La réflexion sur la genèse des futures lois de police et de sûreté de l’article 3 du Code civil ne peut faire l’économie d’une étude détaillée et approfondie, quoique forcément condensée, de la jurisprudence de l’Ancien droit, telle qu’elle se révèle à travers les recueils de jurisprudence et les ouvrages, très fortement inclinés vers la pratique, de Froland, Bouhier et Boullenois. Cette étude permet ainsi de mieux mesurer les attitudes des juges lorsqu’ils sont saisis des conflits de coutumes et les divers instruments dont ils usent et les détours qu’ils empruntent lorsqu’ils ressentent le besoin de faire prévaloir l’intérêt d’un ordre juridique coutumier sur un autre. S’il est certain que la doctrine, et, en particulier, les statutistes français du XVIIIe siècle leur doivent beaucoup, il reste à déterminer si l’inverse est vrai.

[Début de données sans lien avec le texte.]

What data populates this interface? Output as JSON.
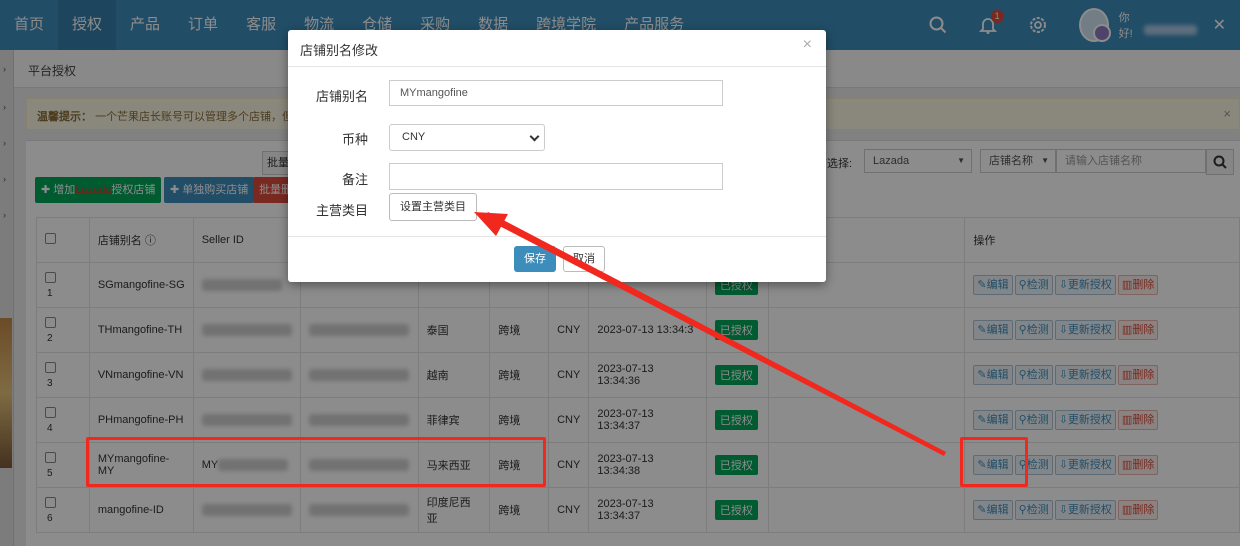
{
  "nav": {
    "items": [
      "首页",
      "授权",
      "产品",
      "订单",
      "客服",
      "物流",
      "仓储",
      "采购",
      "数据",
      "跨境学院",
      "产品服务"
    ],
    "active_index": 1,
    "notification_count": "1",
    "user_greeting": "你好!"
  },
  "breadcrumb": "平台授权",
  "warning": {
    "label": "温馨提示：",
    "text": "一个芒果店长账号可以管理多个店铺，但"
  },
  "toolbar": {
    "add_prefix": "增加",
    "add_platform": "Lazada",
    "add_suffix": "授权店铺",
    "buy_label": "单独购买店铺",
    "batch_delete_label": "批量删",
    "batch_label": "批量",
    "select_label": "店选择:",
    "platform_select": "Lazada",
    "field_select": "店铺名称",
    "search_placeholder": "请输入店铺名称"
  },
  "table": {
    "headers": {
      "alias": "店铺别名",
      "seller_id": "Seller ID",
      "ops": "操作"
    },
    "rows": [
      {
        "idx": "1",
        "alias": "SGmangofine-SG",
        "seller": "",
        "country": "",
        "type": "",
        "currency": "",
        "time": "",
        "status": "已授权"
      },
      {
        "idx": "2",
        "alias": "THmangofine-TH",
        "seller": "",
        "country": "泰国",
        "type": "跨境",
        "currency": "CNY",
        "time": "2023-07-13 13:34:3",
        "status": "已授权"
      },
      {
        "idx": "3",
        "alias": "VNmangofine-VN",
        "seller": "",
        "country": "越南",
        "type": "跨境",
        "currency": "CNY",
        "time": "2023-07-13 13:34:36",
        "status": "已授权"
      },
      {
        "idx": "4",
        "alias": "PHmangofine-PH",
        "seller": "",
        "country": "菲律宾",
        "type": "跨境",
        "currency": "CNY",
        "time": "2023-07-13 13:34:37",
        "status": "已授权"
      },
      {
        "idx": "5",
        "alias": "MYmangofine-MY",
        "seller": "MY",
        "country": "马来西亚",
        "type": "跨境",
        "currency": "CNY",
        "time": "2023-07-13 13:34:38",
        "status": "已授权"
      },
      {
        "idx": "6",
        "alias": "mangofine-ID",
        "seller": "",
        "country": "印度尼西亚",
        "type": "跨境",
        "currency": "CNY",
        "time": "2023-07-13 13:34:37",
        "status": "已授权"
      }
    ],
    "op_labels": {
      "edit": "编辑",
      "check": "检测",
      "update": "更新授权",
      "delete": "删除"
    }
  },
  "modal": {
    "title": "店铺别名修改",
    "alias_label": "店铺别名",
    "alias_value": "MYmangofine",
    "currency_label": "币种",
    "currency_value": "CNY",
    "remark_label": "备注",
    "category_label": "主营类目",
    "category_button": "设置主营类目",
    "save": "保存",
    "cancel": "取消"
  },
  "colors": {
    "nav": "#3c8dbc",
    "highlight": "#f0281e",
    "authorized": "#00a65a"
  }
}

C’est donc l’histoire de la filiation intellectuelle qui transmet à ces juristes du XVIIIe siècles les principes de souveraineté et de territorialité de la loi et les préoccupations publicistes entrevus par d’Argentré et théorisés par les Hollandais qu’il faut entreprendre maintenant. C’est de cette transmission, plus ou moins fidèle, plus ou moins aboutie, plus ou moins fructueuse, que découle l’émergence des lois de police et de sûreté en droit français. La territorialité des statuts, érigée en nouvelle règle cardinale de la théorie des statuts, est proclamée par d’Argentré, mais elle n’est véritablement et définitivement systématisée que grâce aux Hollandais. C’est à ces derniers qu’il revient d’avoir mis en avant un système de résolution des conflits entièrement articulé autour de la souveraineté/territorialité et d’avoir décliné celui-ci dans une dichotomie entre territorialité et

comitas gentium, en lui faisant jouer un véritable rôle d’exception d’ordre public avant la lettre (Titre

premier). La doctrine et la jurisprudence françaises du XVIIIe siècle, la première par sensibilité marquée envers les idées hollandaises, la seconde attachée à faire prévaloir, en cas de besoin, la souveraineté d’une coutume sur les autres, ont acclimaté la démarche ab effectu et ont réorienté la vieille distinction des statuts réels et personnels vers une distinction entre territorialité et extraterritorialité des coutumes (Titre second). C’est cette double idée de souveraineté territoriale et de souveraineté personnelle de la loi qui traversera les temps troublés de la Révolution pour parvenir jusqu’aux rédacteurs du Code civil.